W wieku XVI i XVII zdarzało się, że pokarmy święcono poza przestrzenią kościelną. Pleban zjawiał się u bogatych właścicieli ziemskich i tam zwoływano chłopów, którzy rankiem, przed tym domem, się zbierali i przygotowywali kosze z pokarmami do święcenia i tam się to odbywało.
Później mogło to się odbywać w domach zamożnych chłopów, a także pod krzyżem czy w kaplicy. Ponieważ księżom ten zwyczaj niezbyt się podobał, pod koniec XVIII i na początku XIX wieku zalecano już, aby to się odbywało w przestrzeni cmentarza przy kościele, czyli w otoczeniu kościoła, ewentualnie w kościele.

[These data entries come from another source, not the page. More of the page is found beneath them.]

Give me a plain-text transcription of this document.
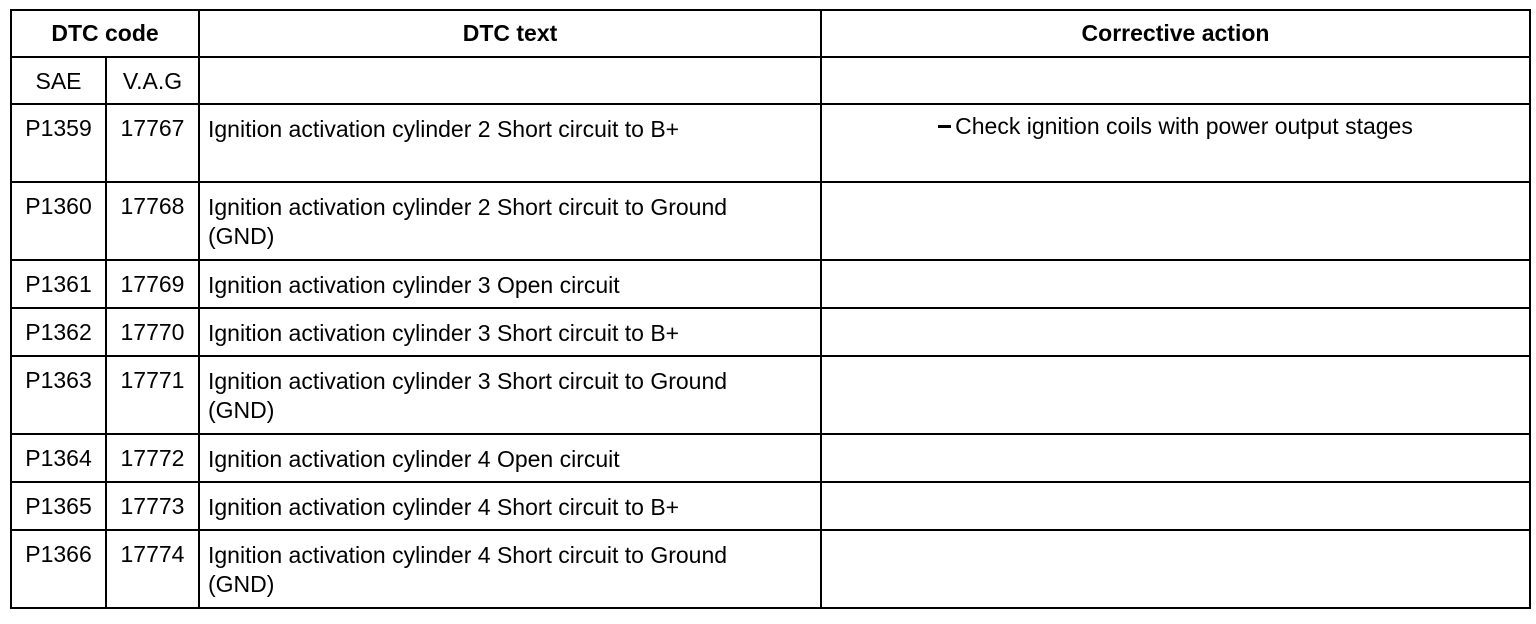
DTC code		DTC text	Corrective action

SAE	V.A.G		

P1359	17767	Ignition activation cylinder 2 Short circuit to B+	Check ignition coils with power output stages

P1360	17768	Ignition activation cylinder 2 Short circuit to Ground
(GND)	

P1361	17769	Ignition activation cylinder 3 Open circuit	

P1362	17770	Ignition activation cylinder 3 Short circuit to B+	

P1363	17771	Ignition activation cylinder 3 Short circuit to Ground
(GND)	

P1364	17772	Ignition activation cylinder 4 Open circuit	

P1365	17773	Ignition activation cylinder 4 Short circuit to B+	

P1366	17774	Ignition activation cylinder 4 Short circuit to Ground
(GND)	
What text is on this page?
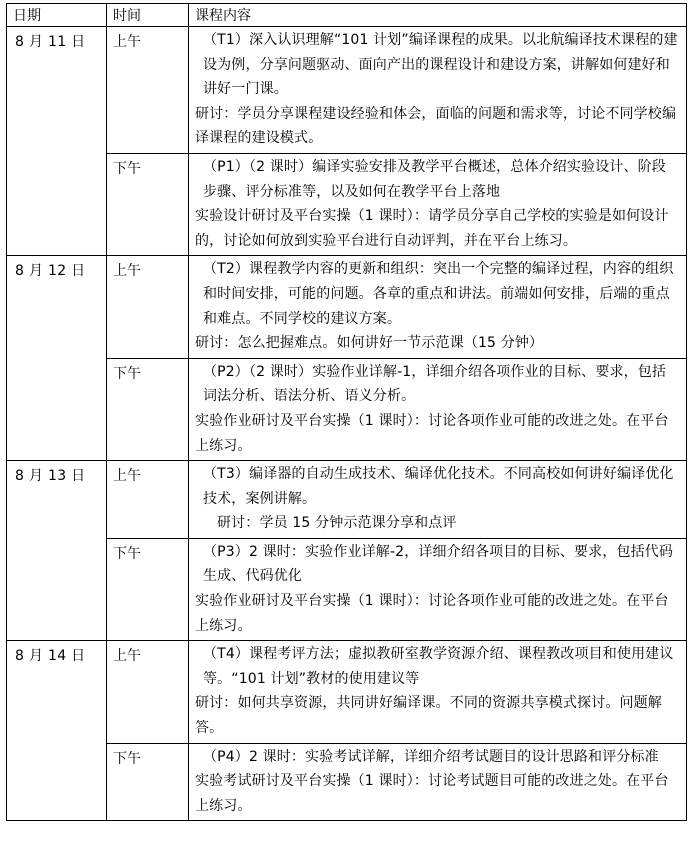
日期	时间	课程内容
8 月 11 日	上午	（T1）深入认识理解“101 计划”编译课程的成果。以北航编译技术课程的建设为例，分享问题驱动、面向产出的课程设计和建设方案，讲解如何建好和讲好一门课。
研讨：学员分享课程建设经验和体会，面临的问题和需求等，讨论不同学校编译课程的建设模式。

	下午	（P1）（2 课时）编译实验安排及教学平台概述，总体介绍实验设计、阶段步骤、评分标准等，以及如何在教学平台上落地
实验设计研讨及平台实操（1 课时）：请学员分享自己学校的实验是如何设计的，讨论如何放到实验平台进行自动评判，并在平台上练习。

8 月 12 日	上午	（T2）课程教学内容的更新和组织：突出一个完整的编译过程，内容的组织和时间安排，可能的问题。各章的重点和讲法。前端如何安排，后端的重点和难点。不同学校的建议方案。
研讨：怎么把握难点。如何讲好一节示范课（15 分钟）

	下午	（P2）（2 课时）实验作业详解-1，详细介绍各项作业的目标、要求，包括词法分析、语法分析、语义分析。
实验作业研讨及平台实操（1 课时）：讨论各项作业可能的改进之处。在平台上练习。

8 月 13 日	上午	（T3）编译器的自动生成技术、编译优化技术。不同高校如何讲好编译优化技术，案例讲解。
研讨：学员 15 分钟示范课分享和点评

	下午	（P3）2 课时：实验作业详解-2，详细介绍各项目的目标、要求，包括代码生成、代码优化
实验作业研讨及平台实操（1 课时）：讨论各项作业可能的改进之处。在平台上练习。

8 月 14 日	上午	（T4）课程考评方法；虚拟教研室教学资源介绍、课程教改项目和使用建议等。“101 计划”教材的使用建议等
研讨：如何共享资源，共同讲好编译课。不同的资源共享模式探讨。问题解答。

	下午	（P4）2 课时：实验考试详解，详细介绍考试题目的设计思路和评分标准
实验考试研讨及平台实操（1 课时）：讨论考试题目可能的改进之处。在平台上练习。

Chłopi, kiedy przenosili Dary Boże do poświęcenia, rozkładali je na specjalnych płachtach przed gankiem. Płachta to było świąteczne płótno bielone. Na niej, albo wykładano te wszystkie pokarmy, albo kładziono na niej koszyk i ksiądz dokonywał święcenia. To był duży kosz, w którym znajdowało się to, co związane jest z naszą kulturą, bo na Zachodzie wyglądało inaczej. Tam się zdarzały miód, mleko i olej. U nas natomiast był chleb, mięso, kołacze z serem, chrzan, pieprz, a także duża ilość jaj. To wszystko poświęcone czekało do śniadania Wielkanocnego, które rozpoczynało się od podzielenia się jajem.